David Leonhardt and Amanda Cox had an interesting Upshot piece about new research showing that heavier babies do better in school. One implication is that many of the induced births that doctors have performed in recent decades have actually been counterproductive from the standpoint of the health of the child. (Obviously the health of the mother must also be considered.)

This is an interesting finding, although I'll leave it to medical professionals to assess the strength of the evidence here. But it does raise an interesting issue from the standpoint of GDP accounting and measurements of living standards.

Let's assume that this finding is accurate and that many of the c-sections and other methods to hasten child birth have actually been a net negative from the standpoint of the child's health and neutral with respect to the mother's health. All of these procedures get counted in GDP as part of the economy's output. This means that we were counting services that were making us worse off as part of GDP. If we didn't have these procedures, other things equal, our GDP would be lower.

This issue arises in health care all the time for the simple reason that most of us are not in a position to assess the best medical treatment and must rely on the wisdom of our doctors and the medical profession. This differs from something like clothes, where we might think we are the best judges of the clothes that we should wear. (Okay, can the snide comments about my wardrobe.) At the end of the day what we value is our health, not the number of tests, procedures, and drugs we get. 

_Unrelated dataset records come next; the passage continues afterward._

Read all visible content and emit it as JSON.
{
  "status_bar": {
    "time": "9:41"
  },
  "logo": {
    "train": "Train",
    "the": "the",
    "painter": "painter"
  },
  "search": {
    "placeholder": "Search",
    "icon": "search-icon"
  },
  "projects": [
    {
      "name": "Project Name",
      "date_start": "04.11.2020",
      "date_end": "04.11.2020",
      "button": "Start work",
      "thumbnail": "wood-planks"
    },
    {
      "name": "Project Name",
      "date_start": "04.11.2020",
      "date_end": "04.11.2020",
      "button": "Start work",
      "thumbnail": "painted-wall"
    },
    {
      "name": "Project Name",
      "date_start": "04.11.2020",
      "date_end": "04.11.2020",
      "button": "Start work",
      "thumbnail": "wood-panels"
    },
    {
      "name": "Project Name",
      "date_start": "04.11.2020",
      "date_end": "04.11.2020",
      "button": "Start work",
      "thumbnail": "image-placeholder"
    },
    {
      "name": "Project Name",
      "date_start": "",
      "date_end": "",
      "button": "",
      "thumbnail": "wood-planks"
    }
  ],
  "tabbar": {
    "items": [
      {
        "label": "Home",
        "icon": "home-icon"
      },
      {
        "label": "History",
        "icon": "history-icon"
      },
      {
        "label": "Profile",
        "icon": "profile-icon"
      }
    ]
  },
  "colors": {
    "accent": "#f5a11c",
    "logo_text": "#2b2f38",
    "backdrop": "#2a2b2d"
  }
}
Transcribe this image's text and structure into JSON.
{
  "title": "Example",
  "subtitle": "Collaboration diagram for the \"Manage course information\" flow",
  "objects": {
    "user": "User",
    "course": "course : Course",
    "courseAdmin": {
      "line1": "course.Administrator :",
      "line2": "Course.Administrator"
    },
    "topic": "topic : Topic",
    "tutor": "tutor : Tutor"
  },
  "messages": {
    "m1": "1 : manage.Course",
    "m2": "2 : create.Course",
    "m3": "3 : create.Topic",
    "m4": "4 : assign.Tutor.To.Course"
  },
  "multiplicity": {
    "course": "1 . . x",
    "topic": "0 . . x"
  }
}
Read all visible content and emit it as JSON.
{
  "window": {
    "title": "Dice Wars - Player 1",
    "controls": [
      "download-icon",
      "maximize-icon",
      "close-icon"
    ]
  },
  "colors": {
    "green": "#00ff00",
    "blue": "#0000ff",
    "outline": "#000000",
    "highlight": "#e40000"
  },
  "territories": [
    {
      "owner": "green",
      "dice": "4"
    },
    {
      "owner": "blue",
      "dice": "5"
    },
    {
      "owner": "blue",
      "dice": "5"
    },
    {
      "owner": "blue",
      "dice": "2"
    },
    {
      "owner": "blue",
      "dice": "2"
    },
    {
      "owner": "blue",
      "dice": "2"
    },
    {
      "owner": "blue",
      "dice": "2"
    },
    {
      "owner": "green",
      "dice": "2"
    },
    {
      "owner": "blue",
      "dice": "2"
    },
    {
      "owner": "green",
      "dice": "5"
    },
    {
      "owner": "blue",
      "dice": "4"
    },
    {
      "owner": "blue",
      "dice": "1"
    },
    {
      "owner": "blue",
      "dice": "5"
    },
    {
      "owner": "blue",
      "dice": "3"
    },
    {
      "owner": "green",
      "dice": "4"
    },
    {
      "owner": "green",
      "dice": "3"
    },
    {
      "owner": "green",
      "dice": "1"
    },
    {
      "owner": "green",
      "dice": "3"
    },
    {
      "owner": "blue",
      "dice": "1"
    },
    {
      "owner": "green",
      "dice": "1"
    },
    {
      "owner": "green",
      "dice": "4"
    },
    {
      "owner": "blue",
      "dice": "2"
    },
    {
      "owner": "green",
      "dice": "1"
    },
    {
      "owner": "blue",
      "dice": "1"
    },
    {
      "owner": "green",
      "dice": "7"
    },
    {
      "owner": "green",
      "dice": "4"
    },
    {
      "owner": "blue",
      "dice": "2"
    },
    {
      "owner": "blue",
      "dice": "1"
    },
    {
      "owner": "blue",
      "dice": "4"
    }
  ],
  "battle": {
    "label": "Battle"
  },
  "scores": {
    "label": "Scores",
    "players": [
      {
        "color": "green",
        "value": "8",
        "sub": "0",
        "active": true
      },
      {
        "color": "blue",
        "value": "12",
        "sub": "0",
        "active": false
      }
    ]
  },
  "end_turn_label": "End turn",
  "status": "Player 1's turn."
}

This is why I have always thought that for purposes like constructing cost-of-living indexes, we are best off just pulling out the money we spend on health care and measuring the price increases of non-health care consumption against the income we have left over after paying for health care expenses. This would treat spending on health care like a tax. If we want to then incorporate changes in our health into our assessment of living standards then we look directly at outcome measures (e.g. life expectancy, morbidity rates, self-rated health conditions), not the volume of health services we are consuming.